Dr Jeremy Wilson is the Director of the Center for Anti-Counterfeiting and Product Protection and Professor in the School of Criminal Justice at Michigan State University (MSU). Prior to joining MSU, Jeremy was Behavioural Scientist at the RAND Corporation where he directed many local, national and international public safety projects and served as founding Associate Director of the Center on Quality Policing and founding Director of the Police Recruitment and Retention Clearinghouse. He is a visiting scholar in the Australian Resource Council’s Centre of Excellence in Policing and Security at Griffith University, and he recently held the Willett Chair in Public Safety in the Center for Public Safety at Northwestern University and was an adjunct professor of public policy at Carnegie Mellon University.

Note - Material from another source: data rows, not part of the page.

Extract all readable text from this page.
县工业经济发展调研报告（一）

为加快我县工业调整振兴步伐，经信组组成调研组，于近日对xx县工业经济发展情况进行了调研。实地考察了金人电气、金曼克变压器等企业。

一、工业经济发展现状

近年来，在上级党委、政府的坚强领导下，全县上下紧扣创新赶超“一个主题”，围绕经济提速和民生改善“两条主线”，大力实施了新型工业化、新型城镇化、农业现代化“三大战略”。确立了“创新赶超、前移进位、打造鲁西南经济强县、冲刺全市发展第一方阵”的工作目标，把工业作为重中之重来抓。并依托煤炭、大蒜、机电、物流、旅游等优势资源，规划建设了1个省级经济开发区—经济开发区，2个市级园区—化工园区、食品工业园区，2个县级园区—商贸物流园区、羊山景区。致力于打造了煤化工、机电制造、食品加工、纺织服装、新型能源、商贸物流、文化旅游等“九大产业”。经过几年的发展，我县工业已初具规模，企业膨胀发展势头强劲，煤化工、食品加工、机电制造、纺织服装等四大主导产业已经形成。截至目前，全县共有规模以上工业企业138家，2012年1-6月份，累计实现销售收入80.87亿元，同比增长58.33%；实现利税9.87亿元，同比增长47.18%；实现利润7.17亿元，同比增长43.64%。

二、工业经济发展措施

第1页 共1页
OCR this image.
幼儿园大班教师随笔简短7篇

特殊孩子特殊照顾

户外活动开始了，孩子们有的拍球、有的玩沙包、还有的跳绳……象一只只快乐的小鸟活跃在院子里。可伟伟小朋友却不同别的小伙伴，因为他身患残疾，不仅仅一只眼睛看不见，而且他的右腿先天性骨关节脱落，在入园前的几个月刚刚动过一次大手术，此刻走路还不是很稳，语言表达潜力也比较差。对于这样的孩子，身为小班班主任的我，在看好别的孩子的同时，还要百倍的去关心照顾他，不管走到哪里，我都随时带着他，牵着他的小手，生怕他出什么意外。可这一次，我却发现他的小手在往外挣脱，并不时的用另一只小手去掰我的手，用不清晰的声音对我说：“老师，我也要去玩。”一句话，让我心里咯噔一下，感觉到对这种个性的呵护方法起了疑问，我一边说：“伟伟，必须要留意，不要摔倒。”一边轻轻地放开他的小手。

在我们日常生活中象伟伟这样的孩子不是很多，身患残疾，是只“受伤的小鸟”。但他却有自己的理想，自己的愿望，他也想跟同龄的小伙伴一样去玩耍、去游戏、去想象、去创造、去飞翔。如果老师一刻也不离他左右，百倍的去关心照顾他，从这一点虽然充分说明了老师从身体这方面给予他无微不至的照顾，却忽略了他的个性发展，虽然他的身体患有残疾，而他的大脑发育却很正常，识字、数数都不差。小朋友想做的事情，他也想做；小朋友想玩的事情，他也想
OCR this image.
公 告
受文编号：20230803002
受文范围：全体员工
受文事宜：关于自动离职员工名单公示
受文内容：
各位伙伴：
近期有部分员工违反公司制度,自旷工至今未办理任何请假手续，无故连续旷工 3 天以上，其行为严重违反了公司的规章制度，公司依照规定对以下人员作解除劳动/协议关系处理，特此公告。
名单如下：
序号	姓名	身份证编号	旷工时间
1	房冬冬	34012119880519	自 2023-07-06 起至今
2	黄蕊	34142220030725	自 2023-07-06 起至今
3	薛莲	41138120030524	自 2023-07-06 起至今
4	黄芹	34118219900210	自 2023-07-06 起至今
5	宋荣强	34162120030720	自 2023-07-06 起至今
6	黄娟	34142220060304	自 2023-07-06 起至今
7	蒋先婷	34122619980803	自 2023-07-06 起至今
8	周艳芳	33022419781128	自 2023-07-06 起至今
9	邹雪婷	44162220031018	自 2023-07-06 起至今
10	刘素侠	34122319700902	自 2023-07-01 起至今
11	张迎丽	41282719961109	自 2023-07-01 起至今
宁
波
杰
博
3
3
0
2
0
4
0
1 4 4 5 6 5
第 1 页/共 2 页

Jeremy has collaborated with police agencies, communities, task forces, governments, and professional organisations throughout the United States and the world on many of the most salient public safety problems. Jeremy’s research on anti-counterfeiting integrates and draws from his broader interests in the areas of law enforcement, violence prevention and internal security.

Ryan Labrecque

Dr Ryan Labrecque earned his PhD in Criminal Justice from the University of Cincinnati in 2015. Prior to undertaking his doctoral studies, Ryan was a Probation and Parole Officer in Portland, Maine. While at the University of Cincinnati, he worked on several federal and state funded research projects for the Center for Criminal Justice Research Corrections Institute. Dr. Labrecque’s research interests focus on the evaluation of correctional interventions, the effects of prison life, the development of risk and needs assessments for community and institutional correctional settings, and the transfer of knowledge to practitioners and policy makers. Ryan received a 2014 Graduate Research Fellowship award from the National Institute of Justice for his dissertation “The effect of solitary confinement on institutional misconduct: a longitudinal evaluation”. He has also been awarded several research grants from the University of Cincinnati and he was the 2013 recipient of the American Society of Criminology, Division of Corrections and Sentencing, student paper award.